Kembali pada kasus awal di atas, dimana pelaku pemukulan dan korban yang sebelumnya adalah pelaku perundungan, keduanya masih berusia anak. Hal ini menambah keresahan terutama bagi PKPA.
Direktur eksekutif PKPA, Keumala Dewi menyayangkan kejadian ini, terlebih lagi respon masyarakat yang seolah- olah tidak memiliki empati terhadap korban pemukulan tersebut. Padahal masyarakat yang menulis dan mengirimkan komentar tidak mengetahui latar belakang korban maupun pelaku.
Tidak ada yang benar benar memahami alasan spesifik yang melatarbelakangi kedua tindak kekerasan yang dilakukan anak, baik itu pemukulan maupun perundungan.

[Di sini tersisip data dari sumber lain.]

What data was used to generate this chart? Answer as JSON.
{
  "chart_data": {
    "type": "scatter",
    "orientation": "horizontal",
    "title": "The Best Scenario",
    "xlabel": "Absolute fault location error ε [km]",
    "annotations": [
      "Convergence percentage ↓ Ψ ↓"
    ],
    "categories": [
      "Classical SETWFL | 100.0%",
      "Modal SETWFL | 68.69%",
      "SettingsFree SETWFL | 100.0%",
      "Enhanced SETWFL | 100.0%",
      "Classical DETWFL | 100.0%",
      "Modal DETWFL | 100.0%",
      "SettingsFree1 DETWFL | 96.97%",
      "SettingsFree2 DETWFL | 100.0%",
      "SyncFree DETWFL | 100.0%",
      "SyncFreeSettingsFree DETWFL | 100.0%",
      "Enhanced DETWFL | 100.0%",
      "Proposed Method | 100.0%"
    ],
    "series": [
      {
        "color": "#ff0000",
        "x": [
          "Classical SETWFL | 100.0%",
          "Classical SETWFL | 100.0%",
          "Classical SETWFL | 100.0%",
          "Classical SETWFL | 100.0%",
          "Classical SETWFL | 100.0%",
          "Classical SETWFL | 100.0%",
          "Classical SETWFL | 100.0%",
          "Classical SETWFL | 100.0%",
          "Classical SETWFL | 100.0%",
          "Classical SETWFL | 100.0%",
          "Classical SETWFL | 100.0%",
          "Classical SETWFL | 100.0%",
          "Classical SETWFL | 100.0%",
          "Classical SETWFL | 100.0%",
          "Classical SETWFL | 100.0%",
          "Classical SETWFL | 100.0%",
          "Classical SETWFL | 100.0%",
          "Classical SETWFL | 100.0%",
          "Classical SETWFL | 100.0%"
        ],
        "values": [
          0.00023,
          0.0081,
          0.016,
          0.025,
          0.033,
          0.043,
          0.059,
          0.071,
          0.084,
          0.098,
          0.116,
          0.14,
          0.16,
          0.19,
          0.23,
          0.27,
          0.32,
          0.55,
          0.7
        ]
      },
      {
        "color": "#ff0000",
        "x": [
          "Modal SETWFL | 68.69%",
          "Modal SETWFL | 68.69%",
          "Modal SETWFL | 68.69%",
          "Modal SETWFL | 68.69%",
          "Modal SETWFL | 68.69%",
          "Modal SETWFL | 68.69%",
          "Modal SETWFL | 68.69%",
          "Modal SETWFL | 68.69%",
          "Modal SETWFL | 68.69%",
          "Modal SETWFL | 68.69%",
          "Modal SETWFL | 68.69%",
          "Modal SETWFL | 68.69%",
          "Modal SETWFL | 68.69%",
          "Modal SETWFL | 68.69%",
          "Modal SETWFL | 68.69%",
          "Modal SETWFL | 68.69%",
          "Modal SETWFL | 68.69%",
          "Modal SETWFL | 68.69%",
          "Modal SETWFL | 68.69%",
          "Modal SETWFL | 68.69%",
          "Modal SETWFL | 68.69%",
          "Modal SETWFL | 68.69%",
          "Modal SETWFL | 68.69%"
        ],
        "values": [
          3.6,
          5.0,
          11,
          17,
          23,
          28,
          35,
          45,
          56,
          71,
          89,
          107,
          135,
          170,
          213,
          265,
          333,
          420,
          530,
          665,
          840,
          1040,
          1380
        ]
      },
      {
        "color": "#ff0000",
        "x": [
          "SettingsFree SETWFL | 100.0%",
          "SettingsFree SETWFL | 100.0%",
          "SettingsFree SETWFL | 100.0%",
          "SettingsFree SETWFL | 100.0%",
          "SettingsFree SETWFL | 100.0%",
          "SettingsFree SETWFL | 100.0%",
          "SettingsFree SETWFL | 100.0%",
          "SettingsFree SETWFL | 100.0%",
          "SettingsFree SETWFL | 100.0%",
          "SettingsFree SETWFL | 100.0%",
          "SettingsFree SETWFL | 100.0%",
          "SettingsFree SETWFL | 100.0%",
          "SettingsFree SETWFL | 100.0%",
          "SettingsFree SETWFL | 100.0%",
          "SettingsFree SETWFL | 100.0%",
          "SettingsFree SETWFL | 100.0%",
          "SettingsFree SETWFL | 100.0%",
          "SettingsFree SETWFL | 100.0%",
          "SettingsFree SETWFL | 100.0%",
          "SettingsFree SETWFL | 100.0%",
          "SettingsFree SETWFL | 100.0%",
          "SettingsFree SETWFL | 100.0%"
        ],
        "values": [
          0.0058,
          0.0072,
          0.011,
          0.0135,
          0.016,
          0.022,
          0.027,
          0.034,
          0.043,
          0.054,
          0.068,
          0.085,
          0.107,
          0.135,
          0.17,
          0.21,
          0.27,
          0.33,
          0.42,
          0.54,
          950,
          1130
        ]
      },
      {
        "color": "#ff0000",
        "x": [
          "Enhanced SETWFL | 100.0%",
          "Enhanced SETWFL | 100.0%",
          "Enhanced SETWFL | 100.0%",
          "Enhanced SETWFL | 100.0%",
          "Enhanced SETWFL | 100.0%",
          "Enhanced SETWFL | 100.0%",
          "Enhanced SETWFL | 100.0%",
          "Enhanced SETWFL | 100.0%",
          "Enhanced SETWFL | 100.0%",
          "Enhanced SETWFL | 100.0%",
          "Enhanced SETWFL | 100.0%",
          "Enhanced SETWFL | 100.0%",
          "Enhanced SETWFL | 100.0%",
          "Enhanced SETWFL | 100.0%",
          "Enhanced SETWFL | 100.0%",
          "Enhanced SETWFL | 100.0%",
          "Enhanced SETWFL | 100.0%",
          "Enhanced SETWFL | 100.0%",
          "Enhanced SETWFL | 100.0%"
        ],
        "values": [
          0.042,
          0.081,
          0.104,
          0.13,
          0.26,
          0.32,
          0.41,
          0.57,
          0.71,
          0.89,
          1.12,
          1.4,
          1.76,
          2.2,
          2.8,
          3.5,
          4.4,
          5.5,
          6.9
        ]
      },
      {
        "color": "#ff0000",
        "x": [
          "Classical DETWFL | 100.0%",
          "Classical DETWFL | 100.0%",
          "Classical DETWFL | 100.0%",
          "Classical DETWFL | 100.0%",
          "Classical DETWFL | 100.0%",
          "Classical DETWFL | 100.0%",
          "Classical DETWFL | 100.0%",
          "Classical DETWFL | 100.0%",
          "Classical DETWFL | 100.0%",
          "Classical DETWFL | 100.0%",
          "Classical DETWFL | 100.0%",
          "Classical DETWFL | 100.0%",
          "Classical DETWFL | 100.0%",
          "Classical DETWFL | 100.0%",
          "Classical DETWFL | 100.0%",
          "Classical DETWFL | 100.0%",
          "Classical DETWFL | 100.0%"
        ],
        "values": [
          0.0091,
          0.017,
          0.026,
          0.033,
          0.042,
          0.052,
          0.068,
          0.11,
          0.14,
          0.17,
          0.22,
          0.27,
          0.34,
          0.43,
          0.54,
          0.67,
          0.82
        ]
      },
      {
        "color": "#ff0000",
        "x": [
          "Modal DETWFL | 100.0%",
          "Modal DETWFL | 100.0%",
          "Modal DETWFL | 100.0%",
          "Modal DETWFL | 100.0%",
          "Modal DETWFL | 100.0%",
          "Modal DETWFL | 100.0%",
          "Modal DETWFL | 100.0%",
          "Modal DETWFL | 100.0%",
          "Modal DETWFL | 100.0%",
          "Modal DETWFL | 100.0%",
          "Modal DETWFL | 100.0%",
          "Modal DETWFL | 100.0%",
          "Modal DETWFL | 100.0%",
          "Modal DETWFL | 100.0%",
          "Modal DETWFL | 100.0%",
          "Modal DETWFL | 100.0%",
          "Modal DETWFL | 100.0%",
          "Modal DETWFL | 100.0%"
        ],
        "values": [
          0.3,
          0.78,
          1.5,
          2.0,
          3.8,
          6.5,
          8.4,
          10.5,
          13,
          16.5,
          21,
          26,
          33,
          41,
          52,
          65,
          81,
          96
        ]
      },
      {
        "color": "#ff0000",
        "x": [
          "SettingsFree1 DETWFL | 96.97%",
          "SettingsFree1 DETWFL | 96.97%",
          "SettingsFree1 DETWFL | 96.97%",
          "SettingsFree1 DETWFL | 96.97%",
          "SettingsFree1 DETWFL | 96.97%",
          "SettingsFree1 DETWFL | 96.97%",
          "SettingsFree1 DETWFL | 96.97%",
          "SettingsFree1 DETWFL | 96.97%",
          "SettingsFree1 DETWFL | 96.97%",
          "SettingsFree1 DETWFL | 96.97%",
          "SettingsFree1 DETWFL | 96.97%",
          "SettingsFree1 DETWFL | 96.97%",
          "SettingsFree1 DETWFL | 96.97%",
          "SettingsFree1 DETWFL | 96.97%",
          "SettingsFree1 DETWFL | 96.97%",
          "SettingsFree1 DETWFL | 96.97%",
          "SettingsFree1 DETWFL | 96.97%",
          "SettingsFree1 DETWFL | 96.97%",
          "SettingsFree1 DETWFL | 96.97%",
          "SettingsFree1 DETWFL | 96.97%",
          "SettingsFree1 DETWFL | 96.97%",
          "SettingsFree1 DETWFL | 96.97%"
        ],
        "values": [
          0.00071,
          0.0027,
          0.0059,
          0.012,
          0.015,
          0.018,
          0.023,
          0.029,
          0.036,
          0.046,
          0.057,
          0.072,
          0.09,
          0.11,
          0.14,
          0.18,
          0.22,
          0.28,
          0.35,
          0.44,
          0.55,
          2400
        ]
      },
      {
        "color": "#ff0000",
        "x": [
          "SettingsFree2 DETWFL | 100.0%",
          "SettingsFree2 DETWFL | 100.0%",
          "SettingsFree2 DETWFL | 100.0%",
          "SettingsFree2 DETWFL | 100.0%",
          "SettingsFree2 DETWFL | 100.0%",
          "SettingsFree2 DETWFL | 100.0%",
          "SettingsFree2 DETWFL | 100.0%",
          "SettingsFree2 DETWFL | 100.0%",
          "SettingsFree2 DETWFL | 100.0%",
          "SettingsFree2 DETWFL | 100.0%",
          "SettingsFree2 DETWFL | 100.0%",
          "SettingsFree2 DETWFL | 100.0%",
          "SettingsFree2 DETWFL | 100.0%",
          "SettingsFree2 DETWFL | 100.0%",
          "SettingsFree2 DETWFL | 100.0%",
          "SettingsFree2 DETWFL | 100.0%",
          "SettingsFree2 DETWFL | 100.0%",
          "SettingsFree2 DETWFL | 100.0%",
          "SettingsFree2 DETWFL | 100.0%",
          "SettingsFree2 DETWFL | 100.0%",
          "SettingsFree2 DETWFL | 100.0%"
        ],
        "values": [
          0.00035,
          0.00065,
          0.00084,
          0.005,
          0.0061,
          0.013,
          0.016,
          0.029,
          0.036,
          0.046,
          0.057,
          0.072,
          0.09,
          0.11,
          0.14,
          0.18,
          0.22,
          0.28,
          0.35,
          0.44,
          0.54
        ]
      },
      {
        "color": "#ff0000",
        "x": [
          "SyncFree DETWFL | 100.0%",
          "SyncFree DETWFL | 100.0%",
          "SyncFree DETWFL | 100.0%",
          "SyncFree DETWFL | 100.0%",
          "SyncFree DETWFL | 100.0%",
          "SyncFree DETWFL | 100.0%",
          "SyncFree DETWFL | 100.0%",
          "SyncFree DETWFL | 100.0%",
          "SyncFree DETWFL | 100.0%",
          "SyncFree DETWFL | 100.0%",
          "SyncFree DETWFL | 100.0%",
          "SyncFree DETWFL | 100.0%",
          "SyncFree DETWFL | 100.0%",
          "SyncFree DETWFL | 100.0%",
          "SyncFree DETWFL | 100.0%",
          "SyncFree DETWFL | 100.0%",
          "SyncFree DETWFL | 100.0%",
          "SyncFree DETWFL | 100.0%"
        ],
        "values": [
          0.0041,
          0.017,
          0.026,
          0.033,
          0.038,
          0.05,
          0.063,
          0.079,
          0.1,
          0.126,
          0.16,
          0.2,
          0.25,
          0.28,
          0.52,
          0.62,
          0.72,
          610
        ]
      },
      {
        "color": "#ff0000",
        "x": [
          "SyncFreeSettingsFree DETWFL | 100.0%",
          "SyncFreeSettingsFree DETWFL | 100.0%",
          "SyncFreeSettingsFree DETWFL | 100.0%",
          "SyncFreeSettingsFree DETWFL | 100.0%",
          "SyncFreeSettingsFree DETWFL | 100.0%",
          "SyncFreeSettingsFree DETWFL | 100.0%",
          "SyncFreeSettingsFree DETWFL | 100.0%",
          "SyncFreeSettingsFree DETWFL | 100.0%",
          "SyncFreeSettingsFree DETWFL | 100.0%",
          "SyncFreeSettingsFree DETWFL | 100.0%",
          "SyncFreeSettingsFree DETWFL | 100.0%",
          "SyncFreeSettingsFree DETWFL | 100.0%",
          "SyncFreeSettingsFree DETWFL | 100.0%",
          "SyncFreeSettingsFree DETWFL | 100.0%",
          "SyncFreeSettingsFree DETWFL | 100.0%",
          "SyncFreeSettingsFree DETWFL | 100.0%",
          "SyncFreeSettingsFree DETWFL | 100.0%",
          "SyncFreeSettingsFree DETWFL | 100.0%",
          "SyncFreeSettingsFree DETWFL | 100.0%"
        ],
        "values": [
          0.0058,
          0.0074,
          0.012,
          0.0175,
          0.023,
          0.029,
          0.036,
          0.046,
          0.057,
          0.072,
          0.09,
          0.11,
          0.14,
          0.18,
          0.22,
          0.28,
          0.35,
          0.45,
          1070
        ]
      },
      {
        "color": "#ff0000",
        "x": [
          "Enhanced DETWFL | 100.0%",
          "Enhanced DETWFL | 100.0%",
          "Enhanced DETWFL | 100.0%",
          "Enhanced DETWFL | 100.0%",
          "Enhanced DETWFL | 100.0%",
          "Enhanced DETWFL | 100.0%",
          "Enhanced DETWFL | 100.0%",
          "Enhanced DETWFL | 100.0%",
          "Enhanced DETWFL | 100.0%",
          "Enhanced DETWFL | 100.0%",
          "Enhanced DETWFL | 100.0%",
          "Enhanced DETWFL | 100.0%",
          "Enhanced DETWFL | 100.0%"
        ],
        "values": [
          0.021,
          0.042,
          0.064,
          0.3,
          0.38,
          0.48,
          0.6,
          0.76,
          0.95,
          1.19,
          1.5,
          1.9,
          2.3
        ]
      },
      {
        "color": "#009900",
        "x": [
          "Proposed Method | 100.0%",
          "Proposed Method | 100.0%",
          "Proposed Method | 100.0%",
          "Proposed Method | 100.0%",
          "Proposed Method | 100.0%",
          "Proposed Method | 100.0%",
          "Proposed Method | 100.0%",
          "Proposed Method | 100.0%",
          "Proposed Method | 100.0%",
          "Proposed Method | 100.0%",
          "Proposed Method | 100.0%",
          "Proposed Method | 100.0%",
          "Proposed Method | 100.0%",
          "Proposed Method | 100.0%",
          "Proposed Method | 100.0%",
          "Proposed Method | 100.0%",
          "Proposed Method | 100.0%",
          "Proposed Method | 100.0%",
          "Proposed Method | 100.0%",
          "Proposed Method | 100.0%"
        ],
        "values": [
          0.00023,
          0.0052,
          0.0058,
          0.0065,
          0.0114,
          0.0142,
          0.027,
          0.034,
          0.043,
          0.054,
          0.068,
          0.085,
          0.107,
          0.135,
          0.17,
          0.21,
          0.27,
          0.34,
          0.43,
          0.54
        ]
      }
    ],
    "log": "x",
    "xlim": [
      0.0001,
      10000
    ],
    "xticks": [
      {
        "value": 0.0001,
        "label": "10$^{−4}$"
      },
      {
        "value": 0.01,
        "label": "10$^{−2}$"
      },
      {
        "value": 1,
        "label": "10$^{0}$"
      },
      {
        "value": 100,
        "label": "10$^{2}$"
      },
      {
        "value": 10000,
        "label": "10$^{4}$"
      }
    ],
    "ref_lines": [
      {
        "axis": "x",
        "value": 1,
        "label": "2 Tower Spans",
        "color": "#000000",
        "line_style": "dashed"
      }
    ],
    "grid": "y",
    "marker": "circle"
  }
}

Keumala Dewi menyatakan bahwa edukasi dan pendekatan disiplin positif lah yang seharusnya dilakukan. Bahwa ketika anak melakukan kesalahan, disiplin yang diberikan adalah untuk perbaikan dan penyadaran, bukan mempermalukan anak tersebut, sehingga belas kasih dan empati dapat tertanam dalam karakter mereka dan tidak mengembangkan prilaku serupa kepada orang lain. Selain itu, pendampingan dan pemulihan trauma juga dilakukan oleh Yayasan PKPA, untuk memastikan anak pulih dari trauma akibat kekerasan yang dialaminya.
Hal ini pula yang selalu diusung PKPA dalam berbagai aktivitas yang dilakukan dalam upaya pencegahan dan penanganan kasus kekerasan terhadap anak, baik anak sebagai korban, saksi maupun pelaku.
Semoga tulisan ini menjadi renungan kembali bagi kita sebelum terlanjur memberi dukungan ataupun opini yang salah yang lantas tidak membantu penyelesaian masalah, namun memperburuk keadaan,
terutama jika kasus – kasus kekerasan yang kita komentari melibatkan anak – anak di dalamnya. Seperti sebuah statement yang juga masyhur diungkapkan juga oleh Mahatma Gandhi “I will not let anyone walk through my mind with their dirty feet”.
Mungkin ada baiknya kita menjernihkan fikiran terlebih dahulu sebelum memberikan dukungan atau cercaan pada satu peristiwa yang kita temukan di laman media. Karena jika salah melangkah, bukan penyelesaian yang ada namun malah memunculkan prahara baru yang lahir dari jari – jari kita.
Penulis : Ayu Lestari
Koordinator Digital Media Komunikasi Yayasan PKPA.